Thursday, March 17, 2011

Debit Card Debacle Must Be Cleaned Up


Another Day, another mess to fix from the 111th Congress.  

I’ve been posting on this issue for a few days now. The new Federal Reserve Bank rule to cap prices on what banks may charge merchants each time they swipe a transaction will take effect in April unless the new Congress steps in to push this off and study the effect it will have on the market.  In my opinion, and in the opinion of other banking industry experts, this new rule will threaten the flow of credit to low-income Americans and promises higher fees on all bank services for nearly everyone else.  As I’ve said in earlier posts, it’s the consumer whom Congress purports to help, but who gets it in the neck in the end. The financial reform mess called Dodd-Frank has a provision inside that is basically a hit to giant retailers, while whacking the banks yet again.

As reported in WSJ, CNBC and others, under current rules, every time a customer uses a debit card in a store, the issuing bank charges the merchant a small transaction fee, which represents a percentage of the sale.
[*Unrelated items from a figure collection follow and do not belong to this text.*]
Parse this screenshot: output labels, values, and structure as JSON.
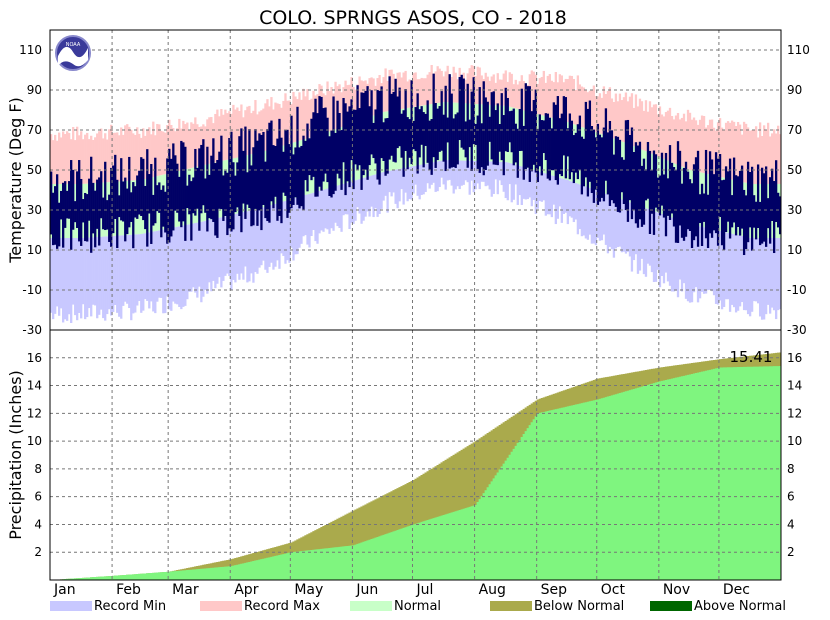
{
  "title": "COLO. SPRNGS ASOS, CO - 2018",
  "logo_text": "NOAA",
  "colors": {
    "record_min": "#c8c8ff",
    "record_max": "#ffc8c8",
    "normal": "#c8ffc8",
    "observed": "#000066",
    "below_normal": "#aaaa4c",
    "above_normal": "#006600",
    "observed_precip": "#7ff57f"
  },
  "chart_data": [
    {
      "type": "bar",
      "name": "temperature",
      "ylabel": "Temperature (Deg F)",
      "ylim": [
        -30,
        120
      ],
      "yticks": [
        -30,
        -10,
        10,
        30,
        50,
        70,
        90,
        110
      ],
      "months": [
        "Jan",
        "Feb",
        "Mar",
        "Apr",
        "May",
        "Jun",
        "Jul",
        "Aug",
        "Sep",
        "Oct",
        "Nov",
        "Dec"
      ],
      "grid": true,
      "monthly": {
        "record_max": [
          68,
          70,
          75,
          82,
          90,
          97,
          100,
          97,
          95,
          85,
          76,
          70
        ],
        "record_min": [
          -22,
          -20,
          -12,
          0,
          18,
          33,
          43,
          40,
          25,
          5,
          -12,
          -20
        ],
        "normal_high": [
          43,
          45,
          52,
          59,
          68,
          79,
          84,
          82,
          74,
          63,
          50,
          43
        ],
        "normal_low": [
          16,
          18,
          24,
          31,
          40,
          49,
          55,
          54,
          45,
          34,
          23,
          16
        ],
        "observed_high": [
          45,
          48,
          55,
          62,
          76,
          85,
          87,
          83,
          79,
          63,
          50,
          45
        ],
        "observed_low": [
          17,
          20,
          24,
          27,
          43,
          52,
          57,
          56,
          48,
          30,
          20,
          16
        ]
      }
    },
    {
      "type": "area",
      "name": "precipitation",
      "ylabel": "Precipitation (Inches)",
      "ylim": [
        0,
        18
      ],
      "yticks": [
        2,
        4,
        6,
        8,
        10,
        12,
        14,
        16
      ],
      "grid": true,
      "total_label": "15.41",
      "normal_cumulative_end_of_month": [
        0.3,
        0.6,
        1.5,
        2.7,
        5.0,
        7.2,
        10.0,
        13.0,
        14.5,
        15.3,
        15.9,
        16.4
      ],
      "observed_cumulative_end_of_month": [
        0.3,
        0.6,
        1.0,
        2.0,
        2.5,
        4.0,
        5.4,
        12.0,
        13.0,
        14.3,
        15.3,
        15.41
      ]
    }
  ],
  "legend": [
    {
      "label": "Record Min",
      "key": "record_min"
    },
    {
      "label": "Record Max",
      "key": "record_max"
    },
    {
      "label": "Normal",
      "key": "normal"
    },
    {
      "label": "Below Normal",
      "key": "below_normal"
    },
    {
      "label": "Above Normal",
      "key": "above_normal"
    }
  ]
}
Under the new Fed rule, which will take effect in April unless Congress acts to stop it that fee will be capped at 12 cents per transaction, reducing the charges by some $12 billion to $14 billion and in effect transferring the cost of debit cards from the merchants who pay the fees to the consumers who use them.

Naturally the merchants applaud this because it reduces their costs by as much as $ 14 billion, and they “promise” to reduce prices accordingly. Don’t hold your breathe because price reductions will never happen. The merchants’ windfall will be recouped by the banks who will simply increase checking account fees, charging for debit card usage if they can, or simply requiring maximum debit card transaction amounts like the $ 50-$100 limit being discussed at Bank of America. I've met with Chase bankers and they have told me that the bank is considering maximum debit card transaction limits, and they have already eliminated free checking tied to the quantity of debit card transactions.
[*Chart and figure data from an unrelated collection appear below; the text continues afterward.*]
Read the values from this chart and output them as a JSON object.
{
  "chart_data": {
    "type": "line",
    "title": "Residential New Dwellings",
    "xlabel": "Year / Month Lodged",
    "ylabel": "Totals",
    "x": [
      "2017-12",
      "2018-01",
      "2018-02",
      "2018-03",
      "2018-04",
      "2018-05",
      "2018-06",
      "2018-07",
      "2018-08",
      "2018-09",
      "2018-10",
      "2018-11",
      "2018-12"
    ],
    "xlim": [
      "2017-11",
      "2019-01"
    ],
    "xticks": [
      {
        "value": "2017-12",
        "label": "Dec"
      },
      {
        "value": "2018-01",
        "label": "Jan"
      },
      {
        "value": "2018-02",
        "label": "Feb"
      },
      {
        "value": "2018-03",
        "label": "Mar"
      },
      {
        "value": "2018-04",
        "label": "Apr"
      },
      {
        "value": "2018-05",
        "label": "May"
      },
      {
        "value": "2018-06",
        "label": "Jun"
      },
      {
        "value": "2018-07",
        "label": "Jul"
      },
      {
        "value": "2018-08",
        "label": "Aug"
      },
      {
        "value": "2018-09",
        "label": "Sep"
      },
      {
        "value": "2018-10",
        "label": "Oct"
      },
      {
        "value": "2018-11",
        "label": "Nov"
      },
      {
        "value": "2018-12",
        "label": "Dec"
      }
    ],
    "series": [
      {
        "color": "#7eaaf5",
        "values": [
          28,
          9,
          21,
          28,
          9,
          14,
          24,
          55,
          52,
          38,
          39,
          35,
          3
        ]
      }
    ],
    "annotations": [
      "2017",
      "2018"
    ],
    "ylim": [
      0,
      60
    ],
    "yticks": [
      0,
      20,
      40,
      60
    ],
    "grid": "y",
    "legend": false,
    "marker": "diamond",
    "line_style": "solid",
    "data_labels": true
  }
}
Congress’s meddling in the financial markets has proven to be a bad thing to consumers. Just look at the 2009 effort to regulate credit cards.  Price controls set in that effort have lead to denial of credit to marginal borrowers, cutting of credit limits without warning, cancellation of entire lines of credit and more.  Many of these sub-prime borrowers have been forced into the arms of payday lenders (some of the most expensive loans known to man).

Write on a chalk board 1,000 times: Price controls on credit lead to . . . less credit.